A Son's Memoir of Sadness and Hope

AN AMERICAN REQUIEM: God, My Father, and the War that Came Between Us

By James Carroll Houghton Mifflin Co. 279 pp., $23.95

James Carroll, a columnist and much-published author, has reached deep inside himself to offer us an impassioned memoir that works well at three different levels:

First, as a classic account of growing up Roman Catholic in the l950s and '60s, with all the tensions that entailed: to be part of - yet apart from - American society as a whole; to hanker for personal freedom and fulfillment while dealing with hierarchy and authority; and somehow to find stability and belief in a religion swept by the winds of change. Though filled with doubts, Carroll studied for the priesthood and indeed was ordained, but then left it in l975.

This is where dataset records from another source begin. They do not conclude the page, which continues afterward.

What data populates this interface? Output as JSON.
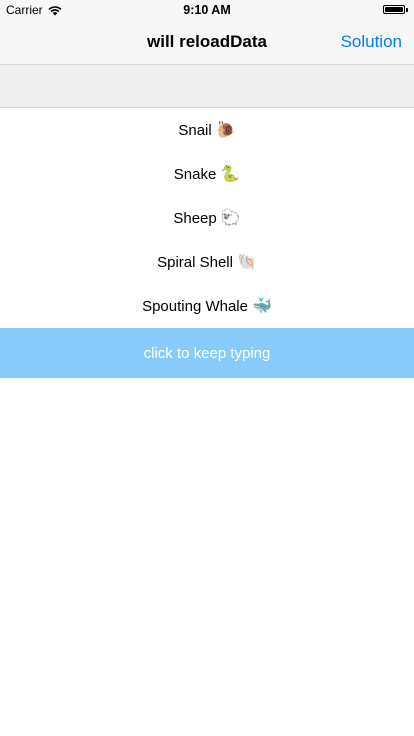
{
  "status_bar": {
    "carrier": "Carrier",
    "wifi_icon": "wifi-icon",
    "time": "9:10 AM",
    "battery_icon": "battery-icon"
  },
  "nav": {
    "title": "will reloadData",
    "right_button": "Solution"
  },
  "search": {
    "value": "",
    "placeholder": ""
  },
  "list": {
    "items": [
      {
        "label": "Snail",
        "emoji": "🐌"
      },
      {
        "label": "Snake",
        "emoji": "🐍"
      },
      {
        "label": "Sheep",
        "emoji": "🐑"
      },
      {
        "label": "Spiral Shell",
        "emoji": "🐚"
      },
      {
        "label": "Spouting Whale",
        "emoji": "🐳"
      }
    ]
  },
  "keep_typing": {
    "label": "click to keep typing"
  },
  "colors": {
    "accent": "#007aff",
    "keep_typing_bg": "#88cbfa",
    "bar_bg": "#f7f7f7",
    "search_bg": "#efefef"
  }
}
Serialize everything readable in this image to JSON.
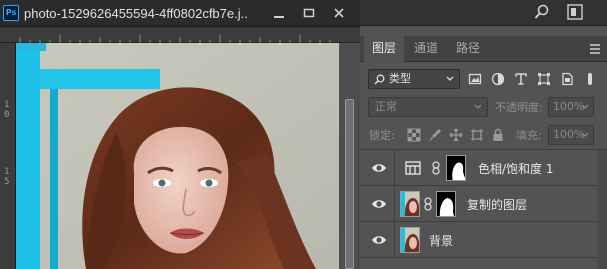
{
  "document": {
    "app_icon": "Ps",
    "title": "photo-1529626455594-4ff0802cfb7e.j...",
    "ruler_marks": [
      "1",
      "0",
      "1",
      "5"
    ]
  },
  "topbar": {
    "icons": [
      "search-icon",
      "workspace-icon"
    ]
  },
  "panel": {
    "tabs": [
      {
        "label": "图层",
        "active": true
      },
      {
        "label": "通道",
        "active": false
      },
      {
        "label": "路径",
        "active": false
      }
    ],
    "filter_kind": "类型",
    "blend_mode": "正常",
    "opacity_label": "不透明度:",
    "opacity_value": "100%",
    "lock_label": "锁定:",
    "fill_label": "填充:",
    "fill_value": "100%"
  },
  "layers": [
    {
      "name": "色相/饱和度 1",
      "type": "adjustment",
      "visible": true
    },
    {
      "name": "复制的图层",
      "type": "pixel-with-mask",
      "visible": true
    },
    {
      "name": "背景",
      "type": "background",
      "visible": true
    }
  ],
  "colors": {
    "accent": "#31a8ff",
    "panel_bg": "#535353",
    "title_bg": "#2b2b2b"
  }
}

Next, in presenting a young man's shift from the middle-class conventions of his parents toward a different social and personal consciousness in an era of free thinking, the civil rights movement and the Vietnam War. His family had come a long way, from Chicago's "back-of-the-yards," via the FBI, to brass-hat status in the military; but he sought something freer, more open and tolerant.

Finally, in portraying an intense, troubled father/son relationship, between the young Carroll and his distant, close-mouthed father, an Air Force lieutenant-general and head of the Defense Intelligence Agency.

Carroll grew up on military bases, in the subculture of salutes at the main gate, sargeants as orderlies, and family cars bearing two - and eventually three - stars. He and his four brothers absorbed Air Force thinking, from the Strategic Air Command slogan, "Peace is Our Profession," through the fear of another Pearl Harbor, and the conviction that the Russians only understand strength.

The adoring son began raising questions, however, as he grew older. There was Martin Luther King Jr., whom his father, the general, despised as a radical. Arguments erupted, as they did over Vietnam.

Consider the contrast: a father, who as head of the Pentagon's intelligence operations is a dogged key player in trying to destroy an ephemeral, faraway enemy. A son who is steeped in a new, liberalized Catholic dogma of world peace, racial justice, and theological speculation. Conflict ensued.

The general also had begun adult life as a seminarian, but had dropped out at the last moment in favor of marriage. An older brother had been severely handicapped by polio as a child. Carroll's mother obsessively sought his recovery. Having begun in the FBI, the general had retained J. Edgar Hoover's friendship and with it, an insider's knowledge of Washington. Above all, there was Robert McNamara, whom the general served loyally, and whom Carroll portrays with a rare sense of nuance.

The general remains a silhouetted figure throughout. He is more a product of Carroll's skill as a writer than a living, breathing personage.

General Carroll was suddenly retired as the Nixon administration took office. He died in l991.

Carroll's brothers have established themselves in academia or the helping professions. One is an FBI man, carrying the same badge his father had worn. James Carroll himself is a well-known novelist, his principal concern the Irish in this country, in all their accomplishments, disappointments, and sorrowful irony.

Life went on for this family as it did for the nation, which is to say reconciliations occurred in silence, and in separations, and out of weariness with the war. For Carroll, as well as for many in his generation, the turbulent '60s remain an ambivalent mixture of sadness and hope.

*Leonard Bushkoff reviews books on history for the Monitor.